Die Aussichten für die Grünen bei der Wahlneuauflage Anfang Februar sind nicht schlecht, aber auch nicht wirklich gut. Zum einen bläst den Spree-Grünen der Bundestrend entgegen. Akw-Laufzeitverlängerung, Flüssiggas-Importe im großen Stil oder wieder hochfahrende Kohlekraftwerke verunsichern das Wahlvolk. Dazu kommt, dass die von Spitzenkandidatin Jarasch verkündete Verkehrswende auf erheblichen Widerstand ausgerechnet bei den eigenen Wählern stößt. Es ist nicht nur das Hin und Her um die autofreie Friedrichstraße, in der nun wieder Autos fahren dürfen. Ein medial bundesweit beobachtetes Spektakel, das für viel Unverständnis sorgte. Auch in den grünen Kiezen der Hauptstadt stößt sie bei ihrer eigenen Wählerklientel auf wenig Gegenliebe.
Wenn der Bundestrend nicht wäre, könnten die Grünen vielleicht siegen
Die ohnehin raren Parkplätze sollen entweder für Fahrradstraßen ganz verschwinden oder zukünftig vermehrt mit Fahr- oder Lastenrädern und sonstigen Gefährten zugestellt werden dürfen. Wenn grüne Wählerschichten ihren teuren Elektro-SUV nicht mehr in ihrer Wohnstraße parken können, hört der Spaß auf.
Auch die Hauptstadt-CDU mit ihrem Parteichef Kai Wegner steckt in einem Dilemma. Der 50-jährige ist das einzige Berliner Urgestein unter den Spitzenkandidaten und derzeit Oppositionsführer der Christdemokraten im Abgeordnetenhaus. Er will in diesem Wiederholungswahlkampf nun die rot-grün-roten Fehler klar benennen. Das ist ihm allerdings schon beim letzten Wahlkampf nur sehr mäßig gelungen. Wegner agiert anhand der aktuellen Umfragen obendrein etwas gehemmt. In Berlin wird es auch nach der Wahlwiederholung wieder eine Dreier-Koalition geben müssen. Also muss Wegner vor allem mit den Grünen im Wahlkampf sehr vorsichtig sein, zu viel Angriff könnte mögliche Koalitionsverhandlungen mit den Grünen unter Bettina Jarasch nur erschweren. Dazu bräuchte die CDU auch noch die FDP, wenn diese dann am 12. Februar überhaupt den Sprung ins Abgeordnetenhaus schafft. Derzeit liegen die Liberalen in Umfragen bei sechs Prozent.

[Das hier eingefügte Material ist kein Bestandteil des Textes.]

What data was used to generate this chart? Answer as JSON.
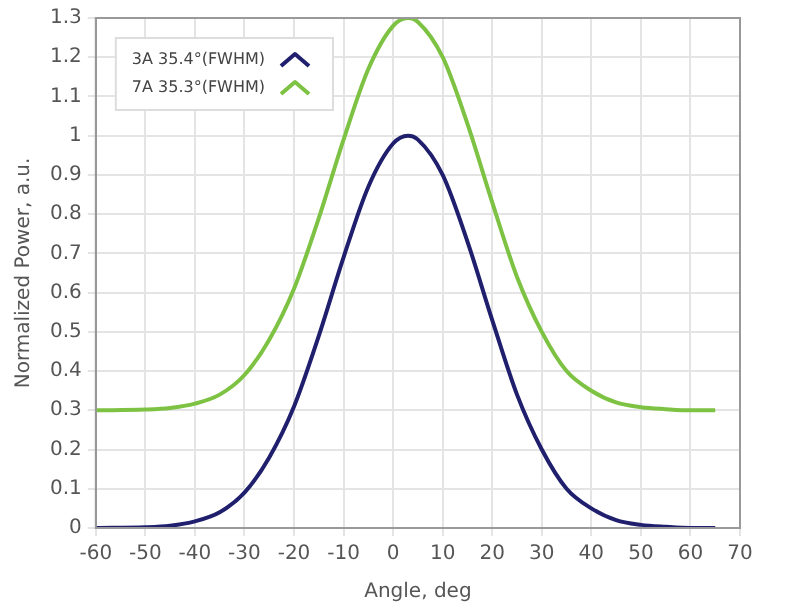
{
  "chart_data": {
    "type": "line",
    "xlabel": "Angle, deg",
    "ylabel": "Normalized Power, a.u.",
    "x": [
      -60,
      -50,
      -45,
      -40,
      -35,
      -30,
      -25,
      -20,
      -15,
      -10,
      -5,
      0,
      3,
      5,
      10,
      15,
      20,
      25,
      30,
      35,
      40,
      45,
      50,
      55,
      60,
      65
    ],
    "series": [
      {
        "name": "3A 35.4°(FWHM)",
        "color": "#1f1f6e",
        "values": [
          0,
          0.002,
          0.006,
          0.017,
          0.04,
          0.09,
          0.18,
          0.31,
          0.49,
          0.69,
          0.87,
          0.98,
          1,
          0.99,
          0.9,
          0.73,
          0.53,
          0.34,
          0.2,
          0.1,
          0.05,
          0.02,
          0.008,
          0.003,
          0,
          0
        ]
      },
      {
        "name": "7A 35.3°(FWHM)",
        "color": "#7dc242",
        "values": [
          0.3,
          0.302,
          0.306,
          0.317,
          0.34,
          0.39,
          0.48,
          0.61,
          0.79,
          0.99,
          1.17,
          1.28,
          1.3,
          1.29,
          1.2,
          1.03,
          0.83,
          0.64,
          0.5,
          0.4,
          0.35,
          0.32,
          0.308,
          0.303,
          0.3,
          0.3
        ]
      }
    ],
    "xlim": [
      -60,
      70
    ],
    "xticks": [
      -60,
      -50,
      -40,
      -30,
      -20,
      -10,
      0,
      10,
      20,
      30,
      40,
      50,
      60,
      70
    ],
    "ylim": [
      0,
      1.3
    ],
    "yticks": [
      0,
      0.1,
      0.2,
      0.3,
      0.4,
      0.5,
      0.6,
      0.7,
      0.8,
      0.9,
      1,
      1.1,
      1.2,
      1.3
    ],
    "grid": true,
    "legend": "top left",
    "marker": "none",
    "line_style": "solid"
  }
}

Ein Problem der CDU: Ihre Wählerschicht ist wesentlich älter als bei den anderen Parteien. Kalt und nass, dazu möglicherweise Schnee hemmt dieses Klientel beim Urnengang. Doch nicht nur der CDU droht witterungsbedingt ein Mobilisierungsproblem. Auch die Voraussetzungen für Die Linken in der Hauptstadt sind nicht ideal. Die Bundespartei präsentiert sich nicht erst seit Monaten, sondern seit Jahren völlig zerstritten, und bei der Wiederholungswahl kommt bei der Linken nun noch das Problem der Spitzenkandidatur dazu. Sozialsenatorin Katja Kipping dominiert derzeit klar die Hauptstadt-Linke. Wenn die Partei mal in den Schlagzeilen der Berliner Tageszeitungen auftaucht, dann mit Kipping. Nur die steht nicht an der Spitze im Wahlkampf. Spitzenkandidat ist wieder Klaus Lederer. Der Kultursenator, der weder in der öffentlichen Wahrnehmung noch in der eigenen Partei richtig stattfindet.
Im Übrigen haben alle Parteien das Problem. Weil es eine Wahlwiederholung (und keine Neuwahlwahl) ist, müssen sich alle mit denselben Listen und Gesichtern wie bei dem ersten Wahlversuch dem Wählervotum stellen.